Were you a film buff from early on as well? Television and theater were more formative than film in my early years. It wasn’t until I arrived at the University of Michigan that I began to see classic silent films. One night in my dorm room a friend brought over a Laurel and Hardy film and, just for fun, I began to play along, improvising some rags. I enjoyed it and told my composition teacher about it. He asked me to step in for him on a job playing along to The Phantom of the Opera, and that’s really how it all began.
In those early days, did you compose scores ahead of time or rely on your improvisational skills? I didn’t write out any full scores but kept notebooks filled with musical themes and continued to improvise on them. I was inspired at that time by William Perry, who wrote music for the PBS series The Silent Years. I wrote to him and we became friends and learned a lot by listening to his treatments of films like Broken Blossoms, Orphans of the Storm, and The General. He had a job playing along with silent films at the Museum of Modern Art and asked me one time if I wanted to sub for him. Of course, I said yes and, when Perry moved on to do other things, I took on the permanent job. In a very short time, I went from being a student musician to being at the top of what you could do with silent films in the late 1970s. It was quite fortuitous.

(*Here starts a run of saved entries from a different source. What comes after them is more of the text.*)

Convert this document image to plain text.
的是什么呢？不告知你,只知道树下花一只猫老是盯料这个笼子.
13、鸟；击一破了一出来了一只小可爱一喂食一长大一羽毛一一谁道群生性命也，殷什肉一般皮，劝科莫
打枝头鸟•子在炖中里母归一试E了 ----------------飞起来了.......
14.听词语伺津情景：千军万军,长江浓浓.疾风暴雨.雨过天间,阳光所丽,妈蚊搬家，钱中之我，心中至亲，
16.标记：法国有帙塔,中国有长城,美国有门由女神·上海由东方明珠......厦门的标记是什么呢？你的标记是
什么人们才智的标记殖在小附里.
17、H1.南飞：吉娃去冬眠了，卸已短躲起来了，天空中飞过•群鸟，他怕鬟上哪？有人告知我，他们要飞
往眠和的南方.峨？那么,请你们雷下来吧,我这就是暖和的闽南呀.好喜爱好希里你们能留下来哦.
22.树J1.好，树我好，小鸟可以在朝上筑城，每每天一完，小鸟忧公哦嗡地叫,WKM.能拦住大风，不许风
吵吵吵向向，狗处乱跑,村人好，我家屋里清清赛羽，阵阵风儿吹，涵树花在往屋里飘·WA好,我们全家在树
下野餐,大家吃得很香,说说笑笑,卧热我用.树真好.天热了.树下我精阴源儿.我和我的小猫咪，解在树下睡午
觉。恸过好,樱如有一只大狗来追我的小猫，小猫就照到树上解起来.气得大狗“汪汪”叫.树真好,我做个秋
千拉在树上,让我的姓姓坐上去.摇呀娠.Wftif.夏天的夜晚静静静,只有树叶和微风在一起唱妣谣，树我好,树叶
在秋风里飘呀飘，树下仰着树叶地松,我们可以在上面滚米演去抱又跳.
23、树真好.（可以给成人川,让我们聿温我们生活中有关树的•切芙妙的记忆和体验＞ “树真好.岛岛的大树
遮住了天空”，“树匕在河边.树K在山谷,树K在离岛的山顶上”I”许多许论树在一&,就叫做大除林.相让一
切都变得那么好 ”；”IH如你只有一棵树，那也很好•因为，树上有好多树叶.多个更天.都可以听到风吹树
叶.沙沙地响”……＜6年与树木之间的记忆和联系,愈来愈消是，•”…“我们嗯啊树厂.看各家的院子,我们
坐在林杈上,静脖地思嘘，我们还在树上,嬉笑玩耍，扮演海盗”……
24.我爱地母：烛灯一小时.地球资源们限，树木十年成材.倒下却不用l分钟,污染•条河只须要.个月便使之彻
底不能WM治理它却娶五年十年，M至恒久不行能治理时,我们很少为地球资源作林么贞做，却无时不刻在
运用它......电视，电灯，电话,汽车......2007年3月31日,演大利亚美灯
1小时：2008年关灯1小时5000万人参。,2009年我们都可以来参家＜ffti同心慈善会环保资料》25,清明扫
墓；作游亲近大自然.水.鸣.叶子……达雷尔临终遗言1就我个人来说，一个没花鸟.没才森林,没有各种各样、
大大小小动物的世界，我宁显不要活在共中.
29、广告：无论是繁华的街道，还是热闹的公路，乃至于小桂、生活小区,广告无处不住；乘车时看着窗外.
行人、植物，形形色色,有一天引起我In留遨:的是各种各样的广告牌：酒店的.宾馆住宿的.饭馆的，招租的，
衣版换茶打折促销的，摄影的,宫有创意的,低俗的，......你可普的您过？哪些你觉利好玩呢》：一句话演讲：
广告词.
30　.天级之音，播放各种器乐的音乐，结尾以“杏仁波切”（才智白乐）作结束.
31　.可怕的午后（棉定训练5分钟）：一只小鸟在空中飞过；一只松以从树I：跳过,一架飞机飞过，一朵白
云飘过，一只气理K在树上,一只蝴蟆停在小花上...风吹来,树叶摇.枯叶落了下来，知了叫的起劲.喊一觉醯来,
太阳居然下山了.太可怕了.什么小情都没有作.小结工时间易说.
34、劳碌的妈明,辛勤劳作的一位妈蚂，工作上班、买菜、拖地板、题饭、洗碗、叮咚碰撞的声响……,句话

Is the creative process relatively easy for you, or do you labor intensely over every score and performance? Before, it was like a faucet with just a little drip that I couldn’t get any water out of but, when I started meditating, whatever stress was in the way of the flow of musical creativity was unblocked, and suddenly the faucet was wide open. I still meditate twice daily, and when you spend that amount of time basking in silence and in the depth of unboundedness that is the core of that experience, then you can go in any direction. I’m able to play music that is stylistically appropriate for the 1920s or the 1600s, or for science-fiction films.
Considering that type of range, do you approach each project differently? My approach always depends on the specific film. Under the Lantern is the third Lamprecht film that I’ve been commissioned to score by Deutsche Kinemathek. A famous German drinking song runs through the film, and I knew that I had to use it as the basis for different themes, to create various moods. Sometimes I play it straight, and sometimes as if the characters in the singing and dancing scenes are drunk. I spend a lot of time counting beats, watching the dancers’ feet, trying to match the music style, tempo, and rhythm to the action as much as possible and not just provide wallpaper music.
The films I score are generally very traditional, so they demand traditional sounds. As a composer and performer, you might choose to go in another direction. Say you add weird ambient music to something like Broken Blossoms, you’re putting the music ahead of the film. Everyone has his or her own opinion about these things. I always try to be in service to the director, with the music being part of the film along with lighting, costume design, and all other elements. I think about the film much more than trying to impress audiences with, “Look at what nice music I can make.”
How aware of the audience are you while performing? It depends on the venue and the film. For comedies, if there’s a lot of laughter, my tendency is to play less, but if they’re not laughing, I feel like I have to be a tour guide, helping them get the comedy. With very dramatic films, where the emotional level is very high and you can feel there’s a lot of silence in the audience, I play quietly and let the film speak for itself. For many scenes in Under the Lantern, when the characters are just looking at each other in a room, there’s no need for music.
How do you deal with the often unpredictable variables of silent film? I like the challenge and pressure of working in a live situation. Frame rates vary from theater to theater and print to print. In the old days at MoMA, I had a telephone next to the piano and could call the projectionist and ask for the film to be speeded up or slowed down. With digital projection, you can’t do anything. If the DCP gets stuck, I try to keep the audience entertained with a bit of Chopin in the dark, or Beatles songs in the styles of different composers. The pianist, now as in the old days, has to be prepared for any contingency. Anything is possible in the world of silent film.